SC stays panel order bringing free medical care under consumer law

The Supreme Court has stayed the National Consumer Disputes Redressal Commission’s (NCDRC’s) order bringing the free medical services provided by government hospitals within the ambit of Consumer Protection Act. The apex consumer forum’s order had made doctors and the hospitals liable to pay compensation for medical negligence.

A bench of Justice Madan B Lokur and Justice Deepak Gupta agreed to examine the Centre’s plea, where it contended the free services provided by government authorities could not be brought under the consumer law.

Holding government hospitals liable for medical negligence, the NCDRC had last year directed Delhi’s Safdarjung Hospital to pay Rs 2 lakh as compensation to the parents of a baby who died after she was refused admission to the nursery ICU, and treated in the general ward. The hospital had said it was their policy not to admit babies born outside to the nursery ICU because it could cause infection to others.

The forum said the hospital was negligent in not admitting the baby in the nursery ICU, where she could have been given proper care. “Safdarjung Hospital should have provided nursery facilities to the infant, who was in critical condition. A badly needed facility was denied on the basis of arbitrary and discriminatory policy of the hospital, which is totally unacceptable,” the consumer court had said.

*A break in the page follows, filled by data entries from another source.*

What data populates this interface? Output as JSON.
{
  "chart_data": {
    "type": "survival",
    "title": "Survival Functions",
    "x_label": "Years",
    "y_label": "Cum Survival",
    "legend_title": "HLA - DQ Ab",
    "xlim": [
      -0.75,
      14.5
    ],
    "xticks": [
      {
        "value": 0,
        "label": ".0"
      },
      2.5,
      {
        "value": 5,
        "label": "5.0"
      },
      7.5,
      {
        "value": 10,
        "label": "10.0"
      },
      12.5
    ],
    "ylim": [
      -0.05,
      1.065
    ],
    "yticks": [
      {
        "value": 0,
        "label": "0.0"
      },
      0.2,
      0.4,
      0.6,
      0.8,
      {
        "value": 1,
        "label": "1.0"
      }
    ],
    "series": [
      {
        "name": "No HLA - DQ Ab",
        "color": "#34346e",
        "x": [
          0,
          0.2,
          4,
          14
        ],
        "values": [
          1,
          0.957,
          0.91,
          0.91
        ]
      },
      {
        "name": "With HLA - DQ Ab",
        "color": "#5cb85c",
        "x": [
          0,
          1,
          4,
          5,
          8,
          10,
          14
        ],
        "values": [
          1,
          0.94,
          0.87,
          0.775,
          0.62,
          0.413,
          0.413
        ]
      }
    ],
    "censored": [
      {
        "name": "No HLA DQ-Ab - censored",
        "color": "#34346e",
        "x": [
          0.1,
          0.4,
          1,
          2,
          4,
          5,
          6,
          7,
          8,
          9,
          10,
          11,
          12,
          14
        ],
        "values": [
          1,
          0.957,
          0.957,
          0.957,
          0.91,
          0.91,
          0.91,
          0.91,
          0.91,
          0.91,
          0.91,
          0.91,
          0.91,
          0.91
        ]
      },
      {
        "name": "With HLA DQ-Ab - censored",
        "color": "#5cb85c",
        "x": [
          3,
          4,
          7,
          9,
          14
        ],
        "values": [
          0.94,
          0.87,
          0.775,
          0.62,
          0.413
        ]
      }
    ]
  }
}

The court refused to accept the hospital’s plea that it was providing free treatment to patients, and could not be made liable under the consumer law. “Free services would also be a service and the recipient a consumer under the Act,” NCRDC had said.

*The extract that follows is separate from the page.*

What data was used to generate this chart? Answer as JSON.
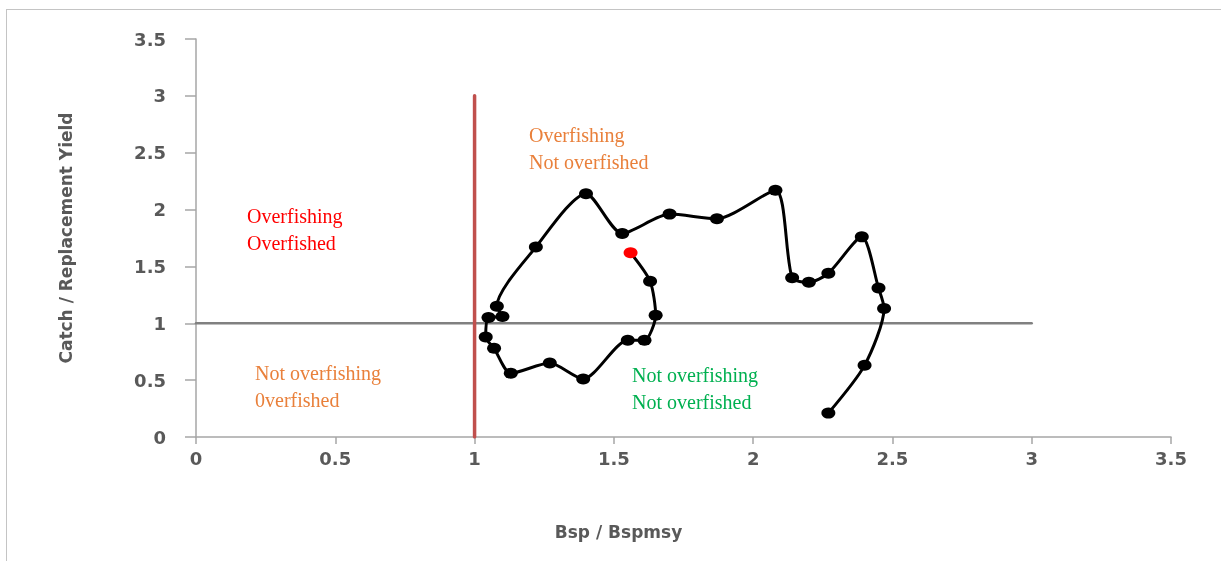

As NCDRC’s ruling could have wide ramifications, bringing all government hospitals within the ambit of consumer law, the Centre had challenged it in the SC. Referring to the SC’s 1995 verdict, additional solicitor general Pinky Anand and advocate Rajesh Ranjan, appearing for the Centre, said doctors and hospitals that render free services to every person were not covered under the Act.

 Agreeing with the Centre’s submission, the bench said the issue needed to be adjudicated and issued notice on the government’s petition. “In the meanwhile, there shall be a stay of operation of the impugned judg ment and order passed by the National Consumer Disputes Redressal Commission,” it said.